The space station ends up being populated by the worlds most determined, overly talkative science geeks. Given the title of the book, the coolest characters are all women: Ivy, the unflappable station chief; Dinah, the robot expert; and Tekla, the sarcastic and overly combative Russian cosmonaut. When Ivy is replaced by Markus Leuker, things take a turn for the worse on the Ark. Stephenson does not spend enough time on the human part of the story, at least in the first half. Near the beginning, it is reported that Doc Dubois-the most developed male character-fell in love with a schoolteacher, but the reader does not witness this happen.

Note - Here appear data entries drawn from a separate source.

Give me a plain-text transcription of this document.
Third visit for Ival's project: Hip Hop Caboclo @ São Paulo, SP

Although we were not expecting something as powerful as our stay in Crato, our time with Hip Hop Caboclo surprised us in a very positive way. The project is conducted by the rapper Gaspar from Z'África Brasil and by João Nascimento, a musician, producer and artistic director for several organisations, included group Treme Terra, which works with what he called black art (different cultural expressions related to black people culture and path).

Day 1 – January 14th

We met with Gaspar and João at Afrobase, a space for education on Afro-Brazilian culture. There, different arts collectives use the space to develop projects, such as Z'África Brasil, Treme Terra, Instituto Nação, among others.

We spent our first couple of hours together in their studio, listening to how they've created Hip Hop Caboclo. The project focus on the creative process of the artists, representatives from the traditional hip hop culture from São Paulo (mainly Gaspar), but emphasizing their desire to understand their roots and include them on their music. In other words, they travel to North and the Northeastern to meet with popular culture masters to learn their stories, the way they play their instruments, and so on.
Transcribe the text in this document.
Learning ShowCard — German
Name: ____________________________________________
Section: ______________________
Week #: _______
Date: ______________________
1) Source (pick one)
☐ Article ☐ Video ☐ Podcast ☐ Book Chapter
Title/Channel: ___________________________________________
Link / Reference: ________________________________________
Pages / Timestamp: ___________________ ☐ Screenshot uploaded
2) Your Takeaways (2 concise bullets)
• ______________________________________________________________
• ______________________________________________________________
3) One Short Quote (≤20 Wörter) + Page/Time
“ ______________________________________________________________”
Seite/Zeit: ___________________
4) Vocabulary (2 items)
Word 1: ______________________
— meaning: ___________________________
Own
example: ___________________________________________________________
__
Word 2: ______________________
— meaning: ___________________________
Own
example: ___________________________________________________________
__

When humanity is trying to build the Ark, a spacewalker is cast adrift and someone on the space station talks to him over the radio until he dies, but the reader does not witness this conversation. One of the female character’s boyfriend perishes in an act of sacrificial space piloting that helps assure everyone’s long-term survival, but she seems completely fine with his sacrifice and emotionally healed within a couple of days.

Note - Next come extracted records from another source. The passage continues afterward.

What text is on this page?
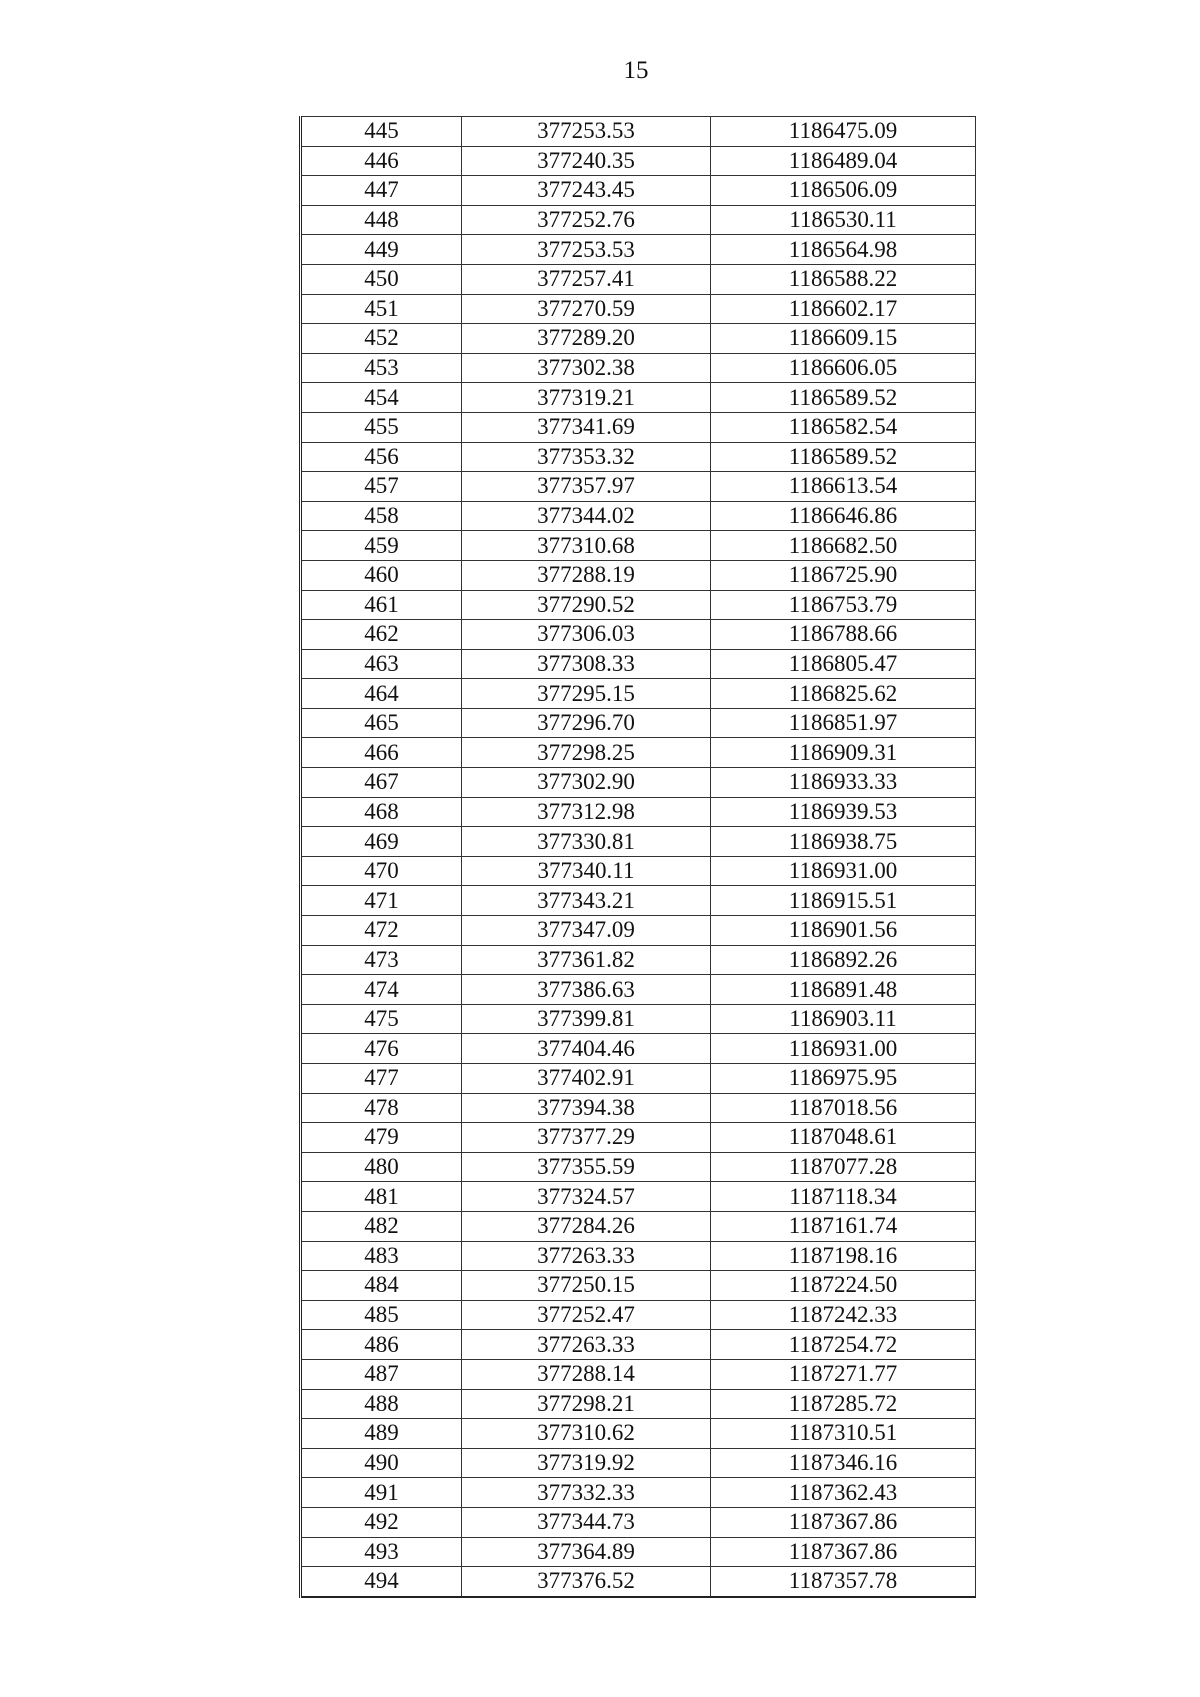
15
445	377253.53	1186475.09
446	377240.35	1186489.04
447	377243.45	1186506.09
448	377252.76	1186530.11
449	377253.53	1186564.98
450	377257.41	1186588.22
451	377270.59	1186602.17
452	377289.20	1186609.15
453	377302.38	1186606.05
454	377319.21	1186589.52
455	377341.69	1186582.54
456	377353.32	1186589.52
457	377357.97	1186613.54
458	377344.02	1186646.86
459	377310.68	1186682.50
460	377288.19	1186725.90
461	377290.52	1186753.79
462	377306.03	1186788.66
463	377308.33	1186805.47
464	377295.15	1186825.62
465	377296.70	1186851.97
466	377298.25	1186909.31
467	377302.90	1186933.33
468	377312.98	1186939.53
469	377330.81	1186938.75
470	377340.11	1186931.00
471	377343.21	1186915.51
472	377347.09	1186901.56
473	377361.82	1186892.26
474	377386.63	1186891.48
475	377399.81	1186903.11
476	377404.46	1186931.00
477	377402.91	1186975.95
478	377394.38	1187018.56
479	377377.29	1187048.61
480	377355.59	1187077.28
481	377324.57	1187118.34
482	377284.26	1187161.74
483	377263.33	1187198.16
484	377250.15	1187224.50
485	377252.47	1187242.33
486	377263.33	1187254.72
487	377288.14	1187271.77
488	377298.21	1187285.72
489	377310.62	1187310.51
490	377319.92	1187346.16
491	377332.33	1187362.43
492	377344.73	1187367.86
493	377364.89	1187367.86
494	377376.52	1187357.78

Due to a series of misunderstandings, unspoken expectations, and political maneuvering, nearly all 1700 humans on the Ark end up perishing. Only eight women end up surviving, only seven of whom are fertile. These seven women, the seven “eves”, end up procreating at an impressive rate and secure the survival of the human race. Given that this is science fiction, one of the surviving women is a geneticist. Each of the women are given the option of altering their gene code and creating their ideal human, hence the birth of seven “unique” races. This leads into the second half of the book, which explores life on Earth 5,000 years after the seven eves repopulated the space Ark.

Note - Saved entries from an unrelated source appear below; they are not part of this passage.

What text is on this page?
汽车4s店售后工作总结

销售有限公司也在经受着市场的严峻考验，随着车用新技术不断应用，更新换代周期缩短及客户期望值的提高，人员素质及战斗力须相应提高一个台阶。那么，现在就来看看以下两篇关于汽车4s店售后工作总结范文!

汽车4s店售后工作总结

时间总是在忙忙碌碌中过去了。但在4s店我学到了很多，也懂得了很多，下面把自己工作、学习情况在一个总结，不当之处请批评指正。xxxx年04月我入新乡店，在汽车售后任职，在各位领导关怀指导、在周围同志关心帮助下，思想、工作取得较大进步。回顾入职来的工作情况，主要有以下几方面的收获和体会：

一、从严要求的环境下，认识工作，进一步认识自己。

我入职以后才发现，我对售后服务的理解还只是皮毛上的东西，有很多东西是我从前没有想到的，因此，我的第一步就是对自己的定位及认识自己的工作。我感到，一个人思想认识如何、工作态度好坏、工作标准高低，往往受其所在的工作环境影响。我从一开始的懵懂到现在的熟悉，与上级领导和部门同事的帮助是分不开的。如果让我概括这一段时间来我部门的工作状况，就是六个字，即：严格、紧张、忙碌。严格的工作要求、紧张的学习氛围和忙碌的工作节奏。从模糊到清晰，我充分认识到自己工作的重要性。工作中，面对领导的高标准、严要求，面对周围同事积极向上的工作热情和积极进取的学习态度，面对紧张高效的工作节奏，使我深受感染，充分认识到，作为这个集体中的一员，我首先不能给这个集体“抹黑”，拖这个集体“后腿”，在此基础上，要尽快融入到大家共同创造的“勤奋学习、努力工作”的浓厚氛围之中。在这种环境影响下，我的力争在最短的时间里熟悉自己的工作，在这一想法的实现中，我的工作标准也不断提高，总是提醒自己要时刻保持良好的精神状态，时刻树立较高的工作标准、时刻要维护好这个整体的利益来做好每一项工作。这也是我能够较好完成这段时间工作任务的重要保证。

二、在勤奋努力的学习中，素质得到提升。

By the time I made it to the 5,000 year time jump, I really just wanted the story to finish. The new seven human races make a more compelling narrative, in my opinion, than the first half. Even though I just spent half my life reading the first half of the book, the second half ends up rehashing all these events anyways. While I enjoyed the premise of the book, Stephenson spent way too long explaining the technical aspects of space life to keep me engaged with the narrative. All
Stephenson’s characters are vivid and terrified: they bicker, cry, and perform heroic deeds. But Stephenson chooses to spend all his time describing highly technical space gadgets instead of delving into the emotions of people who are literally watching the world burn. How would you react if everything you knew suddenly ceased to exist? For the rest of your life, all you will know is the inside of a rotating piece of metal among the stars while the Earth burns. Once you arrive at the snail-paced last third of the narrative, there are lots and lots of lavish descriptions of imaginary machines, city-sized orbiting habitats, giant pendulums, “sky trains”, and a merman city somewhere in the Marianas Trench. I skipped sixty pages in the middle of the book and did not miss anything important. After finishing this book, I wish Stephenson had written two separate books: one exploring the Earth leading up to and directly after the “hard rain” and the other one exploring the new civilization that sprung up after the planet finished burning. Both narratives combined together meant neither got the character development needed to actually care about the outcome. If you have eight-to-ten hours to devout to reading, this book will either fulfill your hard science fiction craving or lull you into a deep sleep.